I went on a silly kick wanting to buy the die-cast models of the Intrepid that Brookfield put out - they did some really nice models before going belly-up, both of Dodge and other Mopar, and some others. They seem to have made some metal, and some plastic, dealer models, but the 1st Gen Intrepid was a die-cast metal model. Made of over 60 individual pieces, I do believe that much, if not all, of it was hand assembled.
Anyway - PICTURES!
The car was originally a very dark charcoal, near black, with silver bumpers and side moldings. I completely took it apart, except for the trunk lid, headlights and foglights. The 'chassis' drops out the bottom with two screws, taking with it the seats, axles, wheels, etc. The hood comes out with two screws and a little bar on the underside of the dash, and then two screws remove the dash. The doors in front come out with one screw each from underneath, and the back doors come out with one screw from each side. The rear window and front window are glued in to the roof, easy to pop them loose, and same with the long OTIS/mirror. The door panels are hot-glued in, they pop off nice. The rear parcel shelf also pops off easily. Then the engine, cowl, and wipers come off all together by popping the glue loose. The tail light lenses come out really easy, not hard at all to break the glue bond on both the quarter panels and the center bar on the deck lid.
With the body completely stripped, I scuffed the whole car except for the B and C pillars by hand using a white Scotch-Brite pad. This knocked down the gloss on the factory paint. I did the same with the doors, except everything above the belt-line. The curves in the bumper and molding were very hard to scuff, and I thought I did well enough - turns out I sucked at it, and should have used a chemical scuffer or something.

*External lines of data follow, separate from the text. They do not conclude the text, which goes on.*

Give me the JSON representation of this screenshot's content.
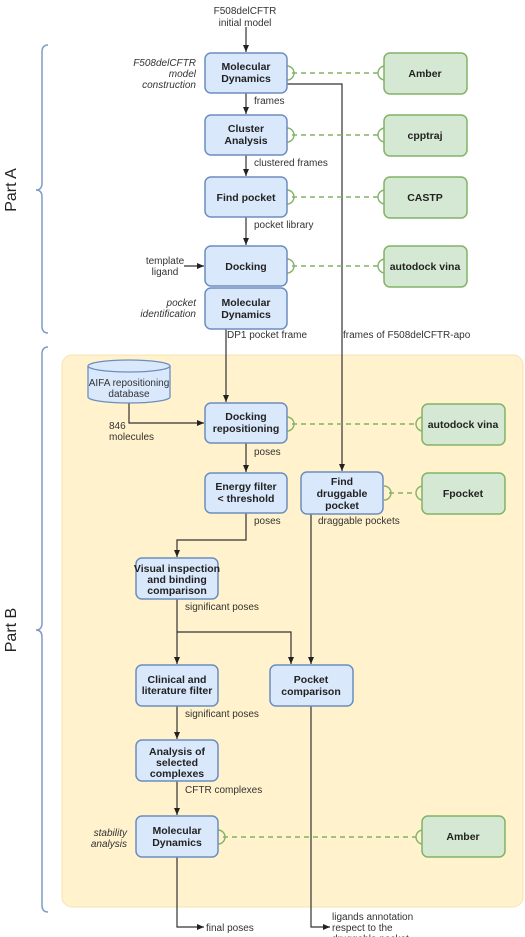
{
  "diagram": {
    "parts": [
      {
        "id": "part-a",
        "label": "Part A"
      },
      {
        "id": "part-b",
        "label": "Part B"
      }
    ],
    "top_input": [
      "F508delCFTR",
      "initial model"
    ],
    "side_labels": {
      "model_construction": [
        "F508delCFTR",
        "model",
        "construction"
      ],
      "pocket_identification": [
        "pocket",
        "identification"
      ],
      "stability_analysis": [
        "stability",
        "analysis"
      ],
      "template_ligand": [
        "template",
        "ligand"
      ],
      "molecules": [
        "846",
        "molecules"
      ]
    },
    "process_nodes": {
      "md1": [
        "Molecular",
        "Dynamics"
      ],
      "cluster": [
        "Cluster",
        "Analysis"
      ],
      "find_pocket": [
        "Find pocket"
      ],
      "docking": [
        "Docking"
      ],
      "md2": [
        "Molecular",
        "Dynamics"
      ],
      "docking_repo": [
        "Docking",
        "repositioning"
      ],
      "energy": [
        "Energy filter",
        "< threshold"
      ],
      "find_druggable": [
        "Find",
        "druggable",
        "pocket"
      ],
      "visual": [
        "Visual inspection",
        "and binding",
        "comparison"
      ],
      "clinical": [
        "Clinical and",
        "literature filter"
      ],
      "pocket_comp": [
        "Pocket",
        "comparison"
      ],
      "analysis": [
        "Analysis of",
        "selected",
        "complexes"
      ],
      "md3": [
        "Molecular",
        "Dynamics"
      ]
    },
    "tool_nodes": {
      "amber1": "Amber",
      "cpptraj": "cpptraj",
      "castp": "CASTP",
      "vina1": "autodock vina",
      "vina2": "autodock vina",
      "fpocket": "Fpocket",
      "amber2": "Amber"
    },
    "database": [
      "AIFA repositioning",
      "database"
    ],
    "edge_labels": {
      "frames": "frames",
      "clustered_frames": "clustered frames",
      "pocket_library": "pocket library",
      "dp1_pocket_frame": "DP1 pocket frame",
      "frames_apo": "frames of F508delCFTR-apo",
      "poses1": "poses",
      "poses2": "poses",
      "draggable_pockets": "draggable pockets",
      "significant_poses1": "significant poses",
      "significant_poses2": "significant poses",
      "cftr_complexes": "CFTR complexes"
    },
    "outputs": {
      "final_poses": "final poses",
      "ligands_annotation": [
        "ligands annotation",
        "respect to the",
        "druggable pocket"
      ]
    },
    "colors": {
      "process_fill": "#dae8fc",
      "process_stroke": "#6c8ebf",
      "tool_fill": "#d5e8d4",
      "tool_stroke": "#82b366",
      "part_b_background": "#fff2cc",
      "brace": "#7e9cc8"
    }
  }
}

Anyway, I then shot it with single stage rattle can paint that is pre-mixed in Indy Red PRB. Bought it on eBay just to do this model. The paint laid on just fine, except where I didn't scuff it enough. It beaded up like water on wax really bad. So, some of it didn't go so well.
I then put it all back together using a crafters superglue gel. You can see the paint beading problem in the photo below pretty well.
And as long as I'm at it, here is my new exhaust, along with my new license plate, and the car sitting on the trunk.
The car was a gift for my nephew - he is autistic, and he has a car for everyone who visits the house... Last time my car was there, he had an ugly 2 door Camero to represent my car - but it was his only red car... So, I gave him this one. The only difference is the wheels.